Quand les chefs font fi de la réalité historique

«Depuis le déclenchement de la présente campagne électorale, les chefs ne se soucient que très peu de la réalité historique», rapporte l’auteur.
Photo: Arpad Benedek Getty Images «Depuis le déclenchement de la présente campagne électorale, les chefs ne se soucient que très peu de la réalité historique», rapporte l’auteur.

Depuis le 28 août — date du déclenchement de la présente campagne électorale —, les historiens grincent des dents. C’est qu’à presque chaque jour qui passe, il leur est donné l’occasion de constater que les chefs ne se soucient que très peu de la réalité historique. Le 29 août, François Legault promettait « la plus importante baisse d’impôts de l’histoire du Québec », alors que celle propulsée par le Parti québécois, il y a à peine 20 ans, avait été encore plus encore plus considérable.

Quelques heures plus tard, Éric Duhaime, qui s’était maladroitement inspiré du slogan « Maîtres chez nous » de Jean Lesage au milieu de l’été, présentait cette fois le Québec comme étant « la plus vieille démocratie du continent », omettant ainsi de mentionner que les pratiques démocratiques étaient déjà en vogue au XVIIe siècle, tout juste au sud de la frontière, dans les 13 colonies britanniques.

Puis, au début de la dernière semaine, Dominique Anglade a elle aussi choisi de défier le passé. Après avoir qualifié les positions de François Legault en matière d’immigration de « minables », elle a ajouté que « nourrir la peur de l’autre » s’apparentait à la « plus vieille forme de politique » au Québec, celle-là même qui consistait autrefois à « nous monter les uns contre les autres ». C’est pourtant totalement faux.

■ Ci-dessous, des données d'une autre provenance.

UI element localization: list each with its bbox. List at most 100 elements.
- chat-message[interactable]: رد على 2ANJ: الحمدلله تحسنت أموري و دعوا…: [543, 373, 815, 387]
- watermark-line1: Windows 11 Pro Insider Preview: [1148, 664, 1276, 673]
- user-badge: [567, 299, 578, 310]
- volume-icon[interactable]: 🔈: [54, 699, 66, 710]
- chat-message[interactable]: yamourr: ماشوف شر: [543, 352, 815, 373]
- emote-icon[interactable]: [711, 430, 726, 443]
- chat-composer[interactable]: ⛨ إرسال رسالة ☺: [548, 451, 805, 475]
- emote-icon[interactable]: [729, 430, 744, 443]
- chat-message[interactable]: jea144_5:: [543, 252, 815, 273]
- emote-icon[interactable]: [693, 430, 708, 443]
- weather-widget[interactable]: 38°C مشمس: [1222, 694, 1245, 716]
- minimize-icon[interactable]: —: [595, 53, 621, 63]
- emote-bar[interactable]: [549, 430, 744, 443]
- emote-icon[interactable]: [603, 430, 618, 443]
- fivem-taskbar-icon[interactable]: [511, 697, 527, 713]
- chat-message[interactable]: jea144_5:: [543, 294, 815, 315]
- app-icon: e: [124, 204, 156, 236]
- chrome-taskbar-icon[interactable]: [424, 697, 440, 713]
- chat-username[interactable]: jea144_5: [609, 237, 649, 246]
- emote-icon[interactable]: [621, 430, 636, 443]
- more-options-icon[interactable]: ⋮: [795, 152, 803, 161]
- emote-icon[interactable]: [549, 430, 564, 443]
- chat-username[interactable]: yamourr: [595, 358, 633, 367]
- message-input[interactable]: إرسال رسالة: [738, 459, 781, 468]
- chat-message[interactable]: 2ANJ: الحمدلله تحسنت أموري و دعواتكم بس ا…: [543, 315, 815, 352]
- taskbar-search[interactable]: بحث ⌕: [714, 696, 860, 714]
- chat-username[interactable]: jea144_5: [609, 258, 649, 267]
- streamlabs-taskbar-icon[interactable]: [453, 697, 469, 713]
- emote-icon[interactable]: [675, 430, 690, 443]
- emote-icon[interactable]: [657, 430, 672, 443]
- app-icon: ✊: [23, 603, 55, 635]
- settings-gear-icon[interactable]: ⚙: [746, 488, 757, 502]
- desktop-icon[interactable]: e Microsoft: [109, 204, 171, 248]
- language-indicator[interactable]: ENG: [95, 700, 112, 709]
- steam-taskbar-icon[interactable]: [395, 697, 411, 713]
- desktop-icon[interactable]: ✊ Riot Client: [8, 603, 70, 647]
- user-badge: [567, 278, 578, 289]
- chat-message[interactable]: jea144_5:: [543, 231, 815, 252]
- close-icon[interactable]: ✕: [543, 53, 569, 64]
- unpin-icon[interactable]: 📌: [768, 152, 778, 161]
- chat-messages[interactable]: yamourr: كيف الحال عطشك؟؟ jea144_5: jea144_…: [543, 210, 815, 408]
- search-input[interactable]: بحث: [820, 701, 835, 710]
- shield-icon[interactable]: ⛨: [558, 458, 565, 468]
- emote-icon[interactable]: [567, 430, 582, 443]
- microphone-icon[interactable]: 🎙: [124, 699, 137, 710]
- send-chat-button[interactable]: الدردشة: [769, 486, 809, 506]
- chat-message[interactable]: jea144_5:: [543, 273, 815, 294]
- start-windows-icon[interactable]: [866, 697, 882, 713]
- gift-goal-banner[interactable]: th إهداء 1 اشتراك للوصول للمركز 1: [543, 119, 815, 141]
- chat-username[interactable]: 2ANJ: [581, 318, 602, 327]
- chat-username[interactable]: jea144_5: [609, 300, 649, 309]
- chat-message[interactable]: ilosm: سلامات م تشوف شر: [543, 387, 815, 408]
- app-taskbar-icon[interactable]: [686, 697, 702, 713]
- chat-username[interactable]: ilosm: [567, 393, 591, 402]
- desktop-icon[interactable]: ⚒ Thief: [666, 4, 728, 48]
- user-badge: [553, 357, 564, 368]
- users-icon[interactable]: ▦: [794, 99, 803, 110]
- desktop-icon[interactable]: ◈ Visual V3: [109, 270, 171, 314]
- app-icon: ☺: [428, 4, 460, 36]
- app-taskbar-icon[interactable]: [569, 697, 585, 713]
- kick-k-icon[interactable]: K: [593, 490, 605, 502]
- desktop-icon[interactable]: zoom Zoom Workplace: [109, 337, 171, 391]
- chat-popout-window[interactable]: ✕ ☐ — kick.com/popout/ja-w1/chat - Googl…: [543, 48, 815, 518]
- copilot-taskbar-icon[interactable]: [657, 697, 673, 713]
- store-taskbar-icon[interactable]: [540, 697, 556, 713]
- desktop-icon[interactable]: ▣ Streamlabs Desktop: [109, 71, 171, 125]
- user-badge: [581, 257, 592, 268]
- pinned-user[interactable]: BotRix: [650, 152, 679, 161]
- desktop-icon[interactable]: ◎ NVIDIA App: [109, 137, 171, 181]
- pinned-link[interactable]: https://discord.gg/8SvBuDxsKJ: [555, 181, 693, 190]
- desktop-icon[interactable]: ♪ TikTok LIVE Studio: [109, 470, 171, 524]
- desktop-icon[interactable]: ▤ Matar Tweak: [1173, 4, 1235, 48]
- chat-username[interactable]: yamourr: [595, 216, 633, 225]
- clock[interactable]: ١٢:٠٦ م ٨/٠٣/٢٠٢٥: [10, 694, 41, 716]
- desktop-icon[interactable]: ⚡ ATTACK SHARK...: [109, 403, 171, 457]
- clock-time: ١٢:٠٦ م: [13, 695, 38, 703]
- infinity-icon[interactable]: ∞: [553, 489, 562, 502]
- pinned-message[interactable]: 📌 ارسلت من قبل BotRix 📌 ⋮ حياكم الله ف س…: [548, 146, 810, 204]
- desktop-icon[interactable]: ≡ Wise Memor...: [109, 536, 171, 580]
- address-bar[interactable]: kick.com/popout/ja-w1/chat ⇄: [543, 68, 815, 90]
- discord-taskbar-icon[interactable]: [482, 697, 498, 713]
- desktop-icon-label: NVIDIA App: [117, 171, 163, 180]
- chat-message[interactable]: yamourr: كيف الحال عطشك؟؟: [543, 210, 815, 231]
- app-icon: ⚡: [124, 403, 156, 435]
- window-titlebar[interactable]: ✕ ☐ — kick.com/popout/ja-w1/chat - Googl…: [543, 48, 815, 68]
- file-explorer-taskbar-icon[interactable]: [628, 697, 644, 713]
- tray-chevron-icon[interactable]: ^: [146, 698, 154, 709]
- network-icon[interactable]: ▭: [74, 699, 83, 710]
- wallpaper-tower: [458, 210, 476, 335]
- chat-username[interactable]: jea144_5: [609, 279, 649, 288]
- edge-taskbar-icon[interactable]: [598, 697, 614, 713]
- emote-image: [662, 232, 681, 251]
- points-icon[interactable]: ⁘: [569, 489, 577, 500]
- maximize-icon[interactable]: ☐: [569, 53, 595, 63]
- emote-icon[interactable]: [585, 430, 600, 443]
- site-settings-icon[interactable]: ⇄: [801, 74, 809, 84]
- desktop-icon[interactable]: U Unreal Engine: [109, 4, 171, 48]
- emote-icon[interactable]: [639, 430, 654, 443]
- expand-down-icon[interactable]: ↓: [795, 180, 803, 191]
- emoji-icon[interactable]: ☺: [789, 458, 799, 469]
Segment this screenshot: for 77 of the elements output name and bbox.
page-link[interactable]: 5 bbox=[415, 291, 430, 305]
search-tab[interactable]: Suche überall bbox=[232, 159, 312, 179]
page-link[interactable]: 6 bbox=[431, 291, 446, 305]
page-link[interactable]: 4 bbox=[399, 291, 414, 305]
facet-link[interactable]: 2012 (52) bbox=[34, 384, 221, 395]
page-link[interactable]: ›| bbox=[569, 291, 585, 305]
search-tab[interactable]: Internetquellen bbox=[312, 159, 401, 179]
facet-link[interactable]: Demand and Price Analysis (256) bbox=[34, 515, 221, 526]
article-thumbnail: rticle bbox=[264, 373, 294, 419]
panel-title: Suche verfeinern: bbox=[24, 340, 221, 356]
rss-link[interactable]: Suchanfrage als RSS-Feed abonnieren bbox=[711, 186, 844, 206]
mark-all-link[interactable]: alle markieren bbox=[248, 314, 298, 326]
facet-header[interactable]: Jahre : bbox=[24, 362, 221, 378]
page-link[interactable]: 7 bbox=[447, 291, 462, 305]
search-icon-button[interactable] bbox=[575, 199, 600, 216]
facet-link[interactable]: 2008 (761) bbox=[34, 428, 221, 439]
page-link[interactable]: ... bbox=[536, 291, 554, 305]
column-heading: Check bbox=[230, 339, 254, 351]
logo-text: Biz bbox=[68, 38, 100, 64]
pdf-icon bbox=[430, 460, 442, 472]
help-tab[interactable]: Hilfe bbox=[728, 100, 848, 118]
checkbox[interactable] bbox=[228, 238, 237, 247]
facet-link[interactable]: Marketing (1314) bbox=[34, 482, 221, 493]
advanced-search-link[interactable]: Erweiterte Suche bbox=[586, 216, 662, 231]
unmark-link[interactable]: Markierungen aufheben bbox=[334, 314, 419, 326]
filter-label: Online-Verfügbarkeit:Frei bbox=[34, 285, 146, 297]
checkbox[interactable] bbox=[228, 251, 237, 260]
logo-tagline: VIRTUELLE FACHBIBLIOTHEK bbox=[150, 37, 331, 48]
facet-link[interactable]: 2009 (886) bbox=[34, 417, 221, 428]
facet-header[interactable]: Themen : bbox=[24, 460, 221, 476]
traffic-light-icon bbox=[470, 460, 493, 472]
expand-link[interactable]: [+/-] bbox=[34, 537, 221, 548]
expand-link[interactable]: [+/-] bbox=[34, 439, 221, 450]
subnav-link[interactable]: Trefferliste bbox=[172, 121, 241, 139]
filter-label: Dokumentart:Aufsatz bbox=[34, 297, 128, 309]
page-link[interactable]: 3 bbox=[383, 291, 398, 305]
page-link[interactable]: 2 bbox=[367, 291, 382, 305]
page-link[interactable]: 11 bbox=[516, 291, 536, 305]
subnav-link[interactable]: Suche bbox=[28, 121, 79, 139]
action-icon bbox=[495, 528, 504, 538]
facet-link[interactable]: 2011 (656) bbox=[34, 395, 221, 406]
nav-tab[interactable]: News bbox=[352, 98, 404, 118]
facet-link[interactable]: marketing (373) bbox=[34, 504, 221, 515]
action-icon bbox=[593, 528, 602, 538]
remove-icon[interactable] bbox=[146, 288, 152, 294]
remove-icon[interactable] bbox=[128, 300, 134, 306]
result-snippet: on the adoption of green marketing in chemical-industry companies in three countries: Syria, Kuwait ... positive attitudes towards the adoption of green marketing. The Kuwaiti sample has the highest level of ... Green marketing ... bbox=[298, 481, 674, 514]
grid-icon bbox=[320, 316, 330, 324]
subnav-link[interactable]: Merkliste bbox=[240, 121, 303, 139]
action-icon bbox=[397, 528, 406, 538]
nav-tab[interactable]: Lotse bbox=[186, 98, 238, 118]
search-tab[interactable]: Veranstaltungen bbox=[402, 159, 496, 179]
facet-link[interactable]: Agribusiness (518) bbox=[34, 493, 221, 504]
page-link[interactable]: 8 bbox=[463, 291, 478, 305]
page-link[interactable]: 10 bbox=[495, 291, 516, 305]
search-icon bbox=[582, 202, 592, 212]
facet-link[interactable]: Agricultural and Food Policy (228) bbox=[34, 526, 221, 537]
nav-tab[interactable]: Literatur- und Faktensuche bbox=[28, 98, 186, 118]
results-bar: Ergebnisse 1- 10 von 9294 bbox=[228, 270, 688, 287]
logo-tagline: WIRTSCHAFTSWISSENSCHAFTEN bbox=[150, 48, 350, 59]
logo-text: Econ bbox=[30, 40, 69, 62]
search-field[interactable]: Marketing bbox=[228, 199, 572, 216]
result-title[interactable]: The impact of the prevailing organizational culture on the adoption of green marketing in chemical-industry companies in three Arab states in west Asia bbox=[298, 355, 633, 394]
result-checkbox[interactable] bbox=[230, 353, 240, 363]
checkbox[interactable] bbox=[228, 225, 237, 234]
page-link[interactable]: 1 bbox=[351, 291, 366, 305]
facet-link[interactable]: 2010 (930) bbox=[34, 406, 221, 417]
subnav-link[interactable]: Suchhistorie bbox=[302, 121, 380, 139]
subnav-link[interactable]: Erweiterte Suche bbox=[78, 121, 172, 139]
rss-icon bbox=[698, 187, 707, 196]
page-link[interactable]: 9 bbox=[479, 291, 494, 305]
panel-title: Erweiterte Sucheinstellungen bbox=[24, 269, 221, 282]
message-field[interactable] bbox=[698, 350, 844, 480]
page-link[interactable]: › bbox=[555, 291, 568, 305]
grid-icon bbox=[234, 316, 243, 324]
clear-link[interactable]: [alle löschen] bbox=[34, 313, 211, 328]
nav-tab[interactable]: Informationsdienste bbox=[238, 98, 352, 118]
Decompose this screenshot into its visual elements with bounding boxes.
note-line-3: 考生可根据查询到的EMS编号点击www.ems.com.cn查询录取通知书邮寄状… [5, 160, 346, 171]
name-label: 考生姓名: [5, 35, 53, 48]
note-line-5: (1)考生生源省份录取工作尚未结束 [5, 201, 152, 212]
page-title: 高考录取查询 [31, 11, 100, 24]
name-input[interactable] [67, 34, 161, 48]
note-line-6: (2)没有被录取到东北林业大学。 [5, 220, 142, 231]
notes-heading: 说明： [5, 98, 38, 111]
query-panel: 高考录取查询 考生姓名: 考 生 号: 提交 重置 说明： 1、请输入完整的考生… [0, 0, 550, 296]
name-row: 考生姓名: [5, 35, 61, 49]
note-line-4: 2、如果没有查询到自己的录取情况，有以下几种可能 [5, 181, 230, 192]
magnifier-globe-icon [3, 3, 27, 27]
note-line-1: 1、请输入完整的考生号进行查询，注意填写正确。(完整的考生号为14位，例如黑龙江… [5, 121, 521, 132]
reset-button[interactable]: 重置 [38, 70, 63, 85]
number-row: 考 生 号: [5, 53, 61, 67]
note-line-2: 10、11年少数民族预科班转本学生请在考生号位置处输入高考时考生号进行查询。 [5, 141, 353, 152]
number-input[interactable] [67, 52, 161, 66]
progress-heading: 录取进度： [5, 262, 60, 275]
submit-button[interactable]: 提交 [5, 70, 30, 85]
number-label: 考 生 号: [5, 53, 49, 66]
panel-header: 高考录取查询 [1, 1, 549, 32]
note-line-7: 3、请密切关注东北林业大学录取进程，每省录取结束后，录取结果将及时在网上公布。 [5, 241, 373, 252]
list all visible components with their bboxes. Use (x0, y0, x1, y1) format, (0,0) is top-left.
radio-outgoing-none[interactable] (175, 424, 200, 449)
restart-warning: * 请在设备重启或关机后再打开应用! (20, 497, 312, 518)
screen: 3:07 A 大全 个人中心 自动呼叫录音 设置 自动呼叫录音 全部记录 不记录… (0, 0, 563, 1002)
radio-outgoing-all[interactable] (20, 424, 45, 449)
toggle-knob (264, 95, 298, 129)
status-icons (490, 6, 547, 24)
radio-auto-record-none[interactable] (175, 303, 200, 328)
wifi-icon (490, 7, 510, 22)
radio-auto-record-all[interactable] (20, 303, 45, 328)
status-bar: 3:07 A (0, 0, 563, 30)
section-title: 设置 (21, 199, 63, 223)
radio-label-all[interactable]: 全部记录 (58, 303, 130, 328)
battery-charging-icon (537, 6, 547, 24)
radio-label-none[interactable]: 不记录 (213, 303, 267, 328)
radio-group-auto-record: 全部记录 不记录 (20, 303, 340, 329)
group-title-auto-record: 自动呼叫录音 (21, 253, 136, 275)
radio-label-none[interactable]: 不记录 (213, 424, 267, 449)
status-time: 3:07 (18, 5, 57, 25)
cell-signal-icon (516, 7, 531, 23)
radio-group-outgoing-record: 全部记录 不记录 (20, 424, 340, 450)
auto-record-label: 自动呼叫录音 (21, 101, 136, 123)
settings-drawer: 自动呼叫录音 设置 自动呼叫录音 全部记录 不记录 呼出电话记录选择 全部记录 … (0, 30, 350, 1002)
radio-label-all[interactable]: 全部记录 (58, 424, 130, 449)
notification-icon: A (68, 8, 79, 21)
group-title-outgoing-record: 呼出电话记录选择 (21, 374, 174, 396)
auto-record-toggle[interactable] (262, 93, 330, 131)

Si on étudie les débats parlementaires, qui surviennent à l’Assemblée législative du Québec durant les 30 premières années de la Confédération, on constate d’abord que le discours des élus québécois est très favorable à l’immigration. La majorité des députés ouverts à la venue de populations étrangères le sont d’ailleurs en vertu de l’idéal de prospérité, lequel découle d’un désir plus vaste d’expansion. Par expansion, on entend l’augmentation de la population du Québec, un objectif présenté comme une « oeuvre nationale » par Joseph-Adolphe Chapleau.

On entend aussi par expansion l’occupation du territoire, le raccourci vers la conservation de notre « légitime patrimoine » décrit par Pierre-Alexis Tremblay à l’Assemblée législative. Ces deux missions passent par une immigration forte. Un autre thème se trouvant au coeur du discours favorable à l’immigration, au tout début de l’histoire de la province de Québec, est la volonté de rapatrier les 900 000 Canadiens français qui s’installèrent aux États-Unis entre 1840 et 1930.

C’est pourquoi l’historien Martin Pâquet a qualifié, il y a quelques années, le rapatrié canadien-français de « meilleur immigrant ». L’étude des débats révèle aussi qu’un grand nombre de députés québécois soutiennent à la même époque que la venue de populations étrangères pourra améliorer l’état de la province, autant sur les plans agricole, industriel que moral. Au tournant du XIXe siècle, l’immigrant est ainsi perçu comme celui qui peut permettre au Québec d’entrer dans la modernité, ou alors de lui faire face. Il apporte la lumière, une éthique de vie en mesure de répondre aux doutes que les péripéties de l’histoire ont laissés sur le parcours passé et prochain du Québec.

Contrairement à ce qu’avançait cette semaine Dominique Anglade, le discours des élus québécois défavorables à l’immigration ne se déploie généralement pas en fonction de « la peur de l’autre ». La plupart du temps, les députés en question rappellent plutôt que les coûts engagés n’ont pas apporté les résultats escomptés. Ils rappellent aussi qu’il faudrait normalement prioriser le rapatriement des Canadiens français devant l’immigration européenne. Quant aux députés qui soutiennent que les immigrants menacent la cohésion sociale, ils sont à la fois extrêmement minoritaires et isolés, mis à part Honoré Mercier, qui se méfie en revanche avant tout des socialistes.

Bref, n’en déplaise à la cheffe du Parti libéral du Québec, son interprétation du passé québécois relève davantage du récit stratégique que d’une lecture fidèle des sources à notre disposition. Par contre, si l’histoire des idées occupe une place importante dans son esprit, peut-être sera-t-elle intéressée d’apprendre que, malgré le fait qu’ils soient extrêmement minoritaires à occuper les sièges de l’Assemblée législative entre 1867 et 1900, les députés du Parti libéral du Québec sont pourtant ceux qui s’expriment le plus en défaveur de l’immigration durant cette période. Comme quoi l’histoire, pour autant qu’on s’y intéresse vraiment, est parsemée de surprises.